I am glad to report that the GSS president, History grad student Genevieve Cruz responded swiftly and appropriately. Though she inherited this issue from three decades ago, she saw that the current admin had to take it on. Indigenous Commissioner Amber Shilling had given the GSS executive team and staff hours of training in cultural appropriation, so they understood the significance. Genevieve and the GSS council (a council made up of elected members from every department) voted to cease the use of the logo and have committed to making it right. After consulting with Ts’aahl members on what would be an appropriate protocol, they are crafting an apology which they will offer to Chief Gaahlaay, Lonnie Young of the Ts’aahl clan, along with a gift, at a public event at UBC this spring. On Ts’aahl member Judson Brown’s recommendation, the GSS will commission a local Musqueam artist to create an appropriate design that will be voted on to be used as the new GSS logo.
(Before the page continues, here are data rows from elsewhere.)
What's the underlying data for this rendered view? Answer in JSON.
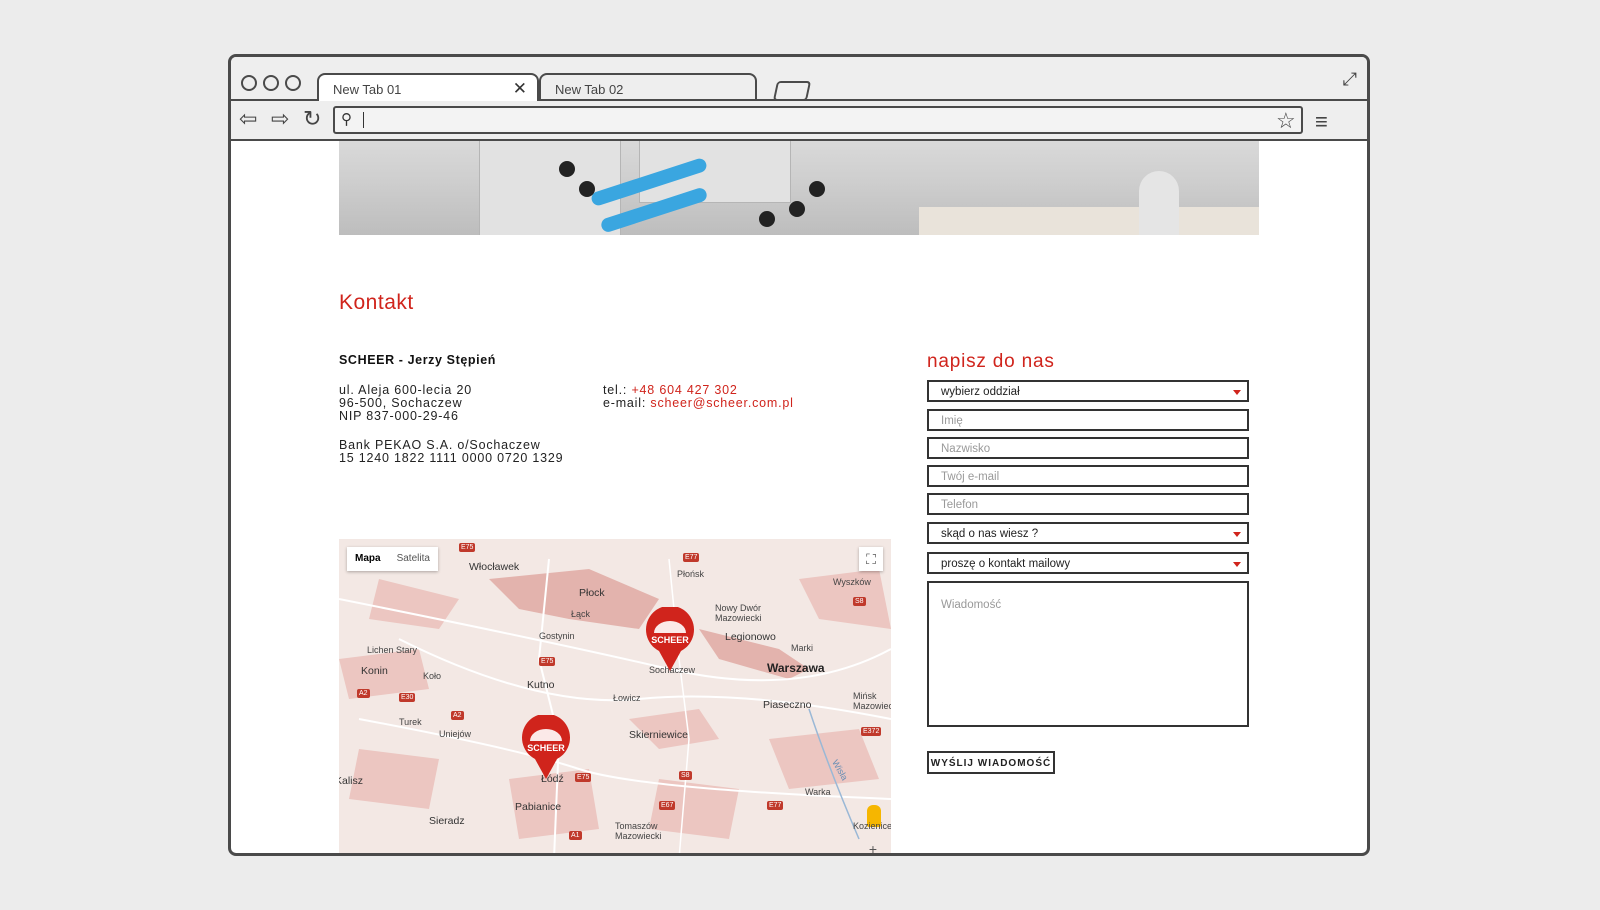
{
  "browser": {
    "tabs": [
      {
        "label": "New Tab 01",
        "close_label": "✕"
      },
      {
        "label": "New Tab 02"
      }
    ],
    "address_value": ""
  },
  "page": {
    "title": "Kontakt",
    "company": "SCHEER - Jerzy Stępień",
    "address_lines": [
      "ul. Aleja 600-lecia 20",
      "96-500, Sochaczew",
      "NIP 837-000-29-46"
    ],
    "bank_lines": [
      "Bank PEKAO S.A. o/Sochaczew",
      "15 1240 1822 1111 0000 0720 1329"
    ],
    "phone_label": "tel.:",
    "phone": "+48 604 427 302",
    "email_label": "e-mail:",
    "email": "scheer@scheer.com.pl"
  },
  "form": {
    "title": "napisz do nas",
    "branch_select": "wybierz oddział",
    "name_placeholder": "Imię",
    "surname_placeholder": "Nazwisko",
    "email_placeholder": "Twój e-mail",
    "phone_placeholder": "Telefon",
    "source_select": "skąd o nas wiesz ?",
    "contact_select": "proszę o kontakt mailowy",
    "message_placeholder": "Wiadomość",
    "submit_label": "WYŚLIJ WIADOMOŚĆ"
  },
  "map": {
    "toggle_map": "Mapa",
    "toggle_satellite": "Satelita",
    "marker_text": "SCHEER",
    "cities": [
      {
        "name": "Włocławek"
      },
      {
        "name": "Płock"
      },
      {
        "name": "Płońsk"
      },
      {
        "name": "Wyszków"
      },
      {
        "name": "Nowy Dwór Mazowiecki"
      },
      {
        "name": "Legionowo"
      },
      {
        "name": "Marki"
      },
      {
        "name": "Warszawa"
      },
      {
        "name": "Sochaczew"
      },
      {
        "name": "Gostynin"
      },
      {
        "name": "Łąck"
      },
      {
        "name": "Lichen Stary"
      },
      {
        "name": "Konin"
      },
      {
        "name": "Koło"
      },
      {
        "name": "Kutno"
      },
      {
        "name": "Łowicz"
      },
      {
        "name": "Piaseczno"
      },
      {
        "name": "Mińsk Mazowiecki"
      },
      {
        "name": "Turek"
      },
      {
        "name": "Uniejów"
      },
      {
        "name": "Skierniewice"
      },
      {
        "name": "Kalisz"
      },
      {
        "name": "Łódź"
      },
      {
        "name": "Pabianice"
      },
      {
        "name": "Warka"
      },
      {
        "name": "Sieradz"
      },
      {
        "name": "Tomaszów Mazowiecki"
      },
      {
        "name": "Kozienice"
      },
      {
        "name": "Wisła"
      }
    ],
    "roads": [
      "E75",
      "E77",
      "S8",
      "E75",
      "E30",
      "A2",
      "A2",
      "E372",
      "E75",
      "S8",
      "E67",
      "E77",
      "A1"
    ]
  },
  "colors": {
    "accent": "#d0241c",
    "frame": "#4a4a4a",
    "background": "#ececec"
  }
}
We are in a time of great transition in our relationships, as settlers and Indigenous peoples. For me, a non-indigenous ally and adopted clan member, moving back to the city after a decade away, it is incredible to see the progress we have made. Acknowledgements of territory are now required practice at public events; even the City of Vancouver acknowledges that it is on the unceded lands of the Musqueam, Squamish and Tsleil-Waututh peoples. That is a radical shift that is significant not only symbolically, but for our very identity as Vancouverites and as Canadian peoples – a shift from the false narrative that Canada was built on empty land, a narrative that erases indigenous people. Today’s increasingly common use of the word unceded, a legal term, is powerful in unsettling the ingrained concept of land ownership in a capitalist and Western culture, and creating a more honest understanding of history, and the ongoing occupation in which we are complicit.

I remain committed to the academic project, and the power and possibility of academic institutions as agents of change. My purpose in sharing this story of the GSS logo is not to shame anyone; my purpose is to use this as an example of the realities of our commitment to reconciliation. Reconciliation is an ongoing process, and if we are truly committed to it, we must welcome engagement with awkward and difficult situations that must be rectified.

By enrolling, we become part of the Ivory Tower, and must know and own the historical baggage of past unbalanced relations. But it also means we have every right and responsibility to change the Tower itself. I believe that today, in 2017, to be an anthropologist, you have to first commit to Reconciliation. This commitment means we will face many uncomfortable situations. But it also means that we will be able to positively contribute to strengthening language diversity, cultural resilience, and earn deep learning in our pursuit as students of knowledge and truth.


This article was reprinted with permission.